Evelyn Oliveira: estudos para garantir padrão de qualidade à cachaça artesanal
Foto: Foca Lisboa

Contaminação

Estudo preliminar constatou presença significativa de metais pesados na aguardente produzida no Jequitinhonha. "Isso é conseqüência", explica Sielbald, "das precárias condições de higiene e da clandestinidade de muitos alambiques, além da contaminação do solo, da água e do ar decorrente da produção industrial e de atividades mineradoras".

O "sinal amarelo" foi identificado em dissertação de mestrado defendida, em julho do ano passado, junto ao departamento de Química, pelo aluno Marcos Henrique Canuto. De acordo com dados recolhidos na região do Alto Vale do Jequitinhonha, 23% da cachaça produzida na região continha chumbo, estanho e cobre em níveis superiores aos permitidos pela Organização Mundial de Saúde. O consumo inadequado desses metais provoca lesões nos rins e fígado e saturnismo, distúrbio mental causado por envenenamento Para Ronaldo Lapesqueuer, a eliminação dos metais pelo filtro de briófitas é uma forma de proteger a população e garantir a sobrevivência de um modo tradicional de produção da cachaça. Especialmente no Jequitinhonha, explica Siebald, a bebida desempenha importante papel socioeconômico. "Durante quatro meses ao ano, no período de entressafra, é a cachaça, ou `alambicagem', que propicia emprego à população local", revela o pesquisador.

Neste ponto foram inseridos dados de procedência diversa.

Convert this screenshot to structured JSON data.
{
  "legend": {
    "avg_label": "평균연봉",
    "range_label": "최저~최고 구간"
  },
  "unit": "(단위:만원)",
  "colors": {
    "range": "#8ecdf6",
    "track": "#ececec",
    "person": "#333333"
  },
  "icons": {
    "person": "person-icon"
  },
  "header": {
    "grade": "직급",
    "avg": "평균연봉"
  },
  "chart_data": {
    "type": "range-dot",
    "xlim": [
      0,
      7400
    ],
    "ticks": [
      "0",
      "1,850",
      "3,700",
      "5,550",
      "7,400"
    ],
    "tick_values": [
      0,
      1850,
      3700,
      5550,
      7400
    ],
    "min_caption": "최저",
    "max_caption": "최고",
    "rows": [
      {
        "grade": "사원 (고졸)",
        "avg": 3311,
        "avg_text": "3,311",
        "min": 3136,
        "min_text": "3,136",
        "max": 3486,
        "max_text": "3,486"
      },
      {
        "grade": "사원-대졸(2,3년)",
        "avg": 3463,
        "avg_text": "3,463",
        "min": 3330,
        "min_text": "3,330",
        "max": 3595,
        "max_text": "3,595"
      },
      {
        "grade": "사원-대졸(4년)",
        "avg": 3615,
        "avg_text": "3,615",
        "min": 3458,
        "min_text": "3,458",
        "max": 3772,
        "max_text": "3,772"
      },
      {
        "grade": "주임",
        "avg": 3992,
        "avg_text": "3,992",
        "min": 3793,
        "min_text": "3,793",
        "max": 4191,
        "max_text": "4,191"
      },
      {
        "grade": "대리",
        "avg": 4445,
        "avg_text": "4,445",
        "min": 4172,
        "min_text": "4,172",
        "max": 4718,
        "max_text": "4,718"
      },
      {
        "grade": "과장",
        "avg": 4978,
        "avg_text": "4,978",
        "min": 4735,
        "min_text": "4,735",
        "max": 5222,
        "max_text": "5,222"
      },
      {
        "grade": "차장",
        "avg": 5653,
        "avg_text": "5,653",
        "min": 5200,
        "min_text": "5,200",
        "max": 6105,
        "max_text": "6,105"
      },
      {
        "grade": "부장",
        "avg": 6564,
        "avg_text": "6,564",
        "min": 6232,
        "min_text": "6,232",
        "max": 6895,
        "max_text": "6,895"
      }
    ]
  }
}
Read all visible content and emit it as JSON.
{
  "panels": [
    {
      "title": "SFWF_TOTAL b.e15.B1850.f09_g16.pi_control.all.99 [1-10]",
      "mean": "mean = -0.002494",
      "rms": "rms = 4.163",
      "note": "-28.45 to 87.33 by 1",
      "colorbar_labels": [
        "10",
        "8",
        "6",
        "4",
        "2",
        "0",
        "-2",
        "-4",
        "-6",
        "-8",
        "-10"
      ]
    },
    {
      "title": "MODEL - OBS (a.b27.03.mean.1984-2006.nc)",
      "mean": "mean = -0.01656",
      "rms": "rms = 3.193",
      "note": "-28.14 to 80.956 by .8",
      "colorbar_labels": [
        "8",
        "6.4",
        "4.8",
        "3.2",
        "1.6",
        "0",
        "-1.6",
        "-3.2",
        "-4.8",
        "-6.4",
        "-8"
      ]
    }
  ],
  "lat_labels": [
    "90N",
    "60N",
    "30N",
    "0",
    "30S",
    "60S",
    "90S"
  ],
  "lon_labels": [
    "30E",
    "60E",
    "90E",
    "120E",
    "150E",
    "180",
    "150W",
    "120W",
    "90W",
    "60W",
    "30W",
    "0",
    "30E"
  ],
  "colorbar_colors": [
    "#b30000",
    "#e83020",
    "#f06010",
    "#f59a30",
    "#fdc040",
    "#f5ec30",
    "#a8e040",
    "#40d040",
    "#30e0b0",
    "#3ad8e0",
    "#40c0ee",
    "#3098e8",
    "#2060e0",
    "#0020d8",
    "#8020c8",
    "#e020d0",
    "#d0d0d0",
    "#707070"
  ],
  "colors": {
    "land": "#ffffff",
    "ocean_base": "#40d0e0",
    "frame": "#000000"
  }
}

A adoção do filtro, entretanto, poderá enfrentar resistência dos produtores artesanais. "A retirada do excesso de ácidos, aldeídos, cetonas e metais pesados, reduz a sensação de ardor e os efeitos da ressaca", explica Siebald. Ele observa que isso melhora a qualidade da bebida, mas, para a cultura local, o sabor final, mais suave, é identificado como "cachaça de moça".

O contraponto da resistência parece ser a expansão do consumo entre outros segmentos da população e o alto grau de exigência imposto pelos novos mercados importadores. Lapesqueuer acredita que a cultura industrial, cuja lógica gira em torno da concorrência e da oferta de produto de qualidade ao consumidor, ainda está ingressando nas comunidades mais isoladas isoladas do país.

Propagador

A busca de qualidade também motivou proposta de inovação no processo de propagação de leveduras, substâncias responsáveis pela fermentação do mosto _ caldo clarificado obtido pela moagem da cana-de-açúcar e que, destilado, produz a bebida. Atualmente, a propagação ocorre em um tipo de tanque, a dorna, uma vez a cada safra. O processo é lento e, se a dorna não estiver higienizada, pode ocorrer contaminação por bactérias.

Para evitar tais problemas, os pesquisadores desenvolvem um propagador de fermento em aço inox de baixo custo. Trata-se de tanque com injeção de ar e controle de PH, temperatura e nutrientes, responsáveis pelo crescimento da levedura. "O propagador reduzirá o tempo de multiplicação do fermento para menos de 24 horas e garantirá melhor qualidade ao processo", assegura Evelyn Oliveira. Através de seu uso, caso haja contaminação na dorna durante a fermentação do mosto, o produtor poderá, rapidamente, substituir o fermento.

O propagador também facilita o uso de linhagens selecionadas de leveduras, cujos estudos são feitos pelo ICB. "A iniciativa vai instaurar um padrão de qualidade à cachaça de alambique, hoje bastante variável, e favorecer sua inserção no mercado internacional", avalia.

Outra inovação proposta pelo grupo é a produção de cachaça aromatizada por ervas ou raspas de madeiras, substituindo a etapa final de envelhecimento em tonéis, que dura de seis meses a quatro anos. Dissertação de mestrado desenvolvida na Faculdade de Farmácia já testou procedimento inovador. De acordo com Evelyn Oliveira, raspas de sete tipos de madeira foram colocadas em pratos instalados na coluna do alambique, onde ocorre a condensação e a evaporação do líquido durante a destilação. "A aguardente ficou semelhante à envelhecida", atesta Evelyn Oliveira.